Kortom, religies zouden fabels zijn; Ze zijn misschien niet waar, maar Nancy Huston herinnert ons eraan dat ze effectief zijn. De volgers houden zich eraan en gedragen zich dienovereenkomstig. Het is in zekere zin onmogelijk om te zeggen dat God niet bestaat. Het enige wat we eigenlijk kunnen zeggen is “dat het nergens anders bestaat buiten menselijke hoofden. Maar het bestaan op dit punt, in zoveel menselijke hoofden, is een enorm bestaan!” Er zouden dan “twee soorten waarheid zijn: de objectieve, waarvan de resultaten kunnen worden vergeleken met de werkelijkheid (wetenschappen, technieken, het dagelijks leven) en de subjectieve, waartoe we alleen toegang hebben via innerlijke ervaring (mythen, religies, literatuur)”.

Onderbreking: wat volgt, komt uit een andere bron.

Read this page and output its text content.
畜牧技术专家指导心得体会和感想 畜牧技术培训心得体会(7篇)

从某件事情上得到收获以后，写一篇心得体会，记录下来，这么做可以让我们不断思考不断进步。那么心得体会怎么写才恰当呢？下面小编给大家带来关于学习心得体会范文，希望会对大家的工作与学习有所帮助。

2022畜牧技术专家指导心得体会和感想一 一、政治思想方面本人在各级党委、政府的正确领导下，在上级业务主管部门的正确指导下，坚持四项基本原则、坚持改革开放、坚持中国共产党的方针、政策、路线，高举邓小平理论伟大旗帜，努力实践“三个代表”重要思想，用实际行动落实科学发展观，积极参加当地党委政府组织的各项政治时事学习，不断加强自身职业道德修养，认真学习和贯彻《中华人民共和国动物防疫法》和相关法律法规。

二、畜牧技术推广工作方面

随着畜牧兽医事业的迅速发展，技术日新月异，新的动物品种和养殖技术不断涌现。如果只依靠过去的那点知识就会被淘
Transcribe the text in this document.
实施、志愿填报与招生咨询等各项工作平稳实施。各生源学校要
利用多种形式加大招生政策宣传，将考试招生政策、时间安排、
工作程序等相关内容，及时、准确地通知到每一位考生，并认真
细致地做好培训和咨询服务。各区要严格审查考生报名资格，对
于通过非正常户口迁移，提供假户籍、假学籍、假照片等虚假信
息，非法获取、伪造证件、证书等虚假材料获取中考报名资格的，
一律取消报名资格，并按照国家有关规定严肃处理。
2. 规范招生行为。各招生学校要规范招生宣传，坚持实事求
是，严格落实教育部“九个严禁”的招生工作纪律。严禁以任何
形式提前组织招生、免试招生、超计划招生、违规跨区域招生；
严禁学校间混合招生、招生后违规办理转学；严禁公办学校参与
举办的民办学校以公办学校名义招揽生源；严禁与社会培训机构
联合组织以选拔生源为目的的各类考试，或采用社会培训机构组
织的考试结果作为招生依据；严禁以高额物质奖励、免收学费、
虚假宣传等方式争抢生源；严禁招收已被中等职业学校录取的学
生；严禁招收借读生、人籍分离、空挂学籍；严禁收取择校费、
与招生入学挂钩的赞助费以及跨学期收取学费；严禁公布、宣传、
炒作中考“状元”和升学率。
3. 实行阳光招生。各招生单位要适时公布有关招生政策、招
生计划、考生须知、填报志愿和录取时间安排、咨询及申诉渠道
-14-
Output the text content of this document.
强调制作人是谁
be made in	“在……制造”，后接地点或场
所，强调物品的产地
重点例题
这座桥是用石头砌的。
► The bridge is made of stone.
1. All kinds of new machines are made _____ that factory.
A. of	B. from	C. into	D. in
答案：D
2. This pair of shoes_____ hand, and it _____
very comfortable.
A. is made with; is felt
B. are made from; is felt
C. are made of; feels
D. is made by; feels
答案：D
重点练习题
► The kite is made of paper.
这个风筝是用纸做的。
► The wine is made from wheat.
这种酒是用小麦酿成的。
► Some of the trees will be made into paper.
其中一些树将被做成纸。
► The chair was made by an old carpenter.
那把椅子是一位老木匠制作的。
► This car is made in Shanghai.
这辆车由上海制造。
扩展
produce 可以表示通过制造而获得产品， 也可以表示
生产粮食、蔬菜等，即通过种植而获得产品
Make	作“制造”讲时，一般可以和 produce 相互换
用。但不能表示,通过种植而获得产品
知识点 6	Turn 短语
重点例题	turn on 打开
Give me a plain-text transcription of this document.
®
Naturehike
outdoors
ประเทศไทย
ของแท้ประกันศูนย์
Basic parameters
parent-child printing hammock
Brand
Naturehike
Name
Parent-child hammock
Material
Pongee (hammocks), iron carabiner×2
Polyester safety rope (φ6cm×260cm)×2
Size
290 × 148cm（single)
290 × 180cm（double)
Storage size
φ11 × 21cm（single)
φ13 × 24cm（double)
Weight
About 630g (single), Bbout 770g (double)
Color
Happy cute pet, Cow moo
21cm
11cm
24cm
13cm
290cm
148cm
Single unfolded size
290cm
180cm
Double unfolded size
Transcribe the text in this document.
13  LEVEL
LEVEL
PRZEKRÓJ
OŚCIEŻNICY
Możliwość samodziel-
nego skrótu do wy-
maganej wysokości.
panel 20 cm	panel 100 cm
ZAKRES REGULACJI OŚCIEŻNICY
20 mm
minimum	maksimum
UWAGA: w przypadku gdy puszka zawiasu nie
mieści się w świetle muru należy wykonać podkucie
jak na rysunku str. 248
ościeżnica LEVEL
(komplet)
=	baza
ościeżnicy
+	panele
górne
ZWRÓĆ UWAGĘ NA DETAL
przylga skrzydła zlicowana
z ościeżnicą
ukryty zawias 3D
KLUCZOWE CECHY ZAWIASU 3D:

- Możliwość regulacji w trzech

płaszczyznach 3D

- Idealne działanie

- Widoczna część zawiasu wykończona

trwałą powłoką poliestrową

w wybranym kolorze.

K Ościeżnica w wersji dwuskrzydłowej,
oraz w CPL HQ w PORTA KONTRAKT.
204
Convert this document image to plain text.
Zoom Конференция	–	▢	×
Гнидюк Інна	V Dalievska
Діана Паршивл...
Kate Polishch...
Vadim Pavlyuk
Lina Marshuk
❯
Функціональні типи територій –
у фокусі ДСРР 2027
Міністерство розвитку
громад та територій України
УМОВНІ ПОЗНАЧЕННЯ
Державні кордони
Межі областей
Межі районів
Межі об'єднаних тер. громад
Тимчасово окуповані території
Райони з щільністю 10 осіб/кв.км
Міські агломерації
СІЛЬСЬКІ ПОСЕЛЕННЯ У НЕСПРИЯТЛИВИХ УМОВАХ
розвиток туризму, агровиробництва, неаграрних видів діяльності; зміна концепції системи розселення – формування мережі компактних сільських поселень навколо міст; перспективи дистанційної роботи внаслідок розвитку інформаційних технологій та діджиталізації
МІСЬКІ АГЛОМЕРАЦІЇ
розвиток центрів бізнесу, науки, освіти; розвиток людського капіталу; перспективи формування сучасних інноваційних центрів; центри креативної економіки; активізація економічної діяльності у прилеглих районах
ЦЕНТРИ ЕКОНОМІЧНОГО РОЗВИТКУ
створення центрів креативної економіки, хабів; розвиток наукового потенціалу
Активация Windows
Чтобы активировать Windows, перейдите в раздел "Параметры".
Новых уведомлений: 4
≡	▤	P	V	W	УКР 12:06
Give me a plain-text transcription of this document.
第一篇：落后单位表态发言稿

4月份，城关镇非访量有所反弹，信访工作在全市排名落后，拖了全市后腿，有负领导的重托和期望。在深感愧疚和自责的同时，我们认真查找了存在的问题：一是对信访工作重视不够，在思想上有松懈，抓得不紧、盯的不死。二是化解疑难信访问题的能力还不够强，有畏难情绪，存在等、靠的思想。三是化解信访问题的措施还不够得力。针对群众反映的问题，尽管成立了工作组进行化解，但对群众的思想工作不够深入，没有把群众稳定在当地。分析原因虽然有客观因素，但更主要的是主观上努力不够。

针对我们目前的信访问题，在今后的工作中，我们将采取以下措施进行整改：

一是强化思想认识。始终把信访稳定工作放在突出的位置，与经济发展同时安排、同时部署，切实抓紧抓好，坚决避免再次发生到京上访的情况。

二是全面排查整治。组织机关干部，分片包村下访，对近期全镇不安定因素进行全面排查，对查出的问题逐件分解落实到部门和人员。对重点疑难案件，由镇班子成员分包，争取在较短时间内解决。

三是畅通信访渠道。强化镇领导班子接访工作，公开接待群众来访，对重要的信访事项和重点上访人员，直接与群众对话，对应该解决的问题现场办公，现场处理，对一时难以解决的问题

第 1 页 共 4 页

Hoe kunnen we zonder verder oponthoud een route van toegang tot kennis van een van de innerlijke ervaringen verwaarlozen die in zo’n grote mate alle tijd en ruimte in de menselijke geschiedenis heeft doordrenkt?
________________________________________________
Professor Paulo Bittencourt is een briljante professor in oude en middeleeuwse geschiedenis aan de Universidade Federal da Fronteira Sul UFFS [Erechim Campus], Brazilië. Hij schrijft regelmatig artikelen en is tevens columnist in tijdschriften. Hij heeft verschillende boeken op zijn naam staan. Hij is een fervent student van Vedanta.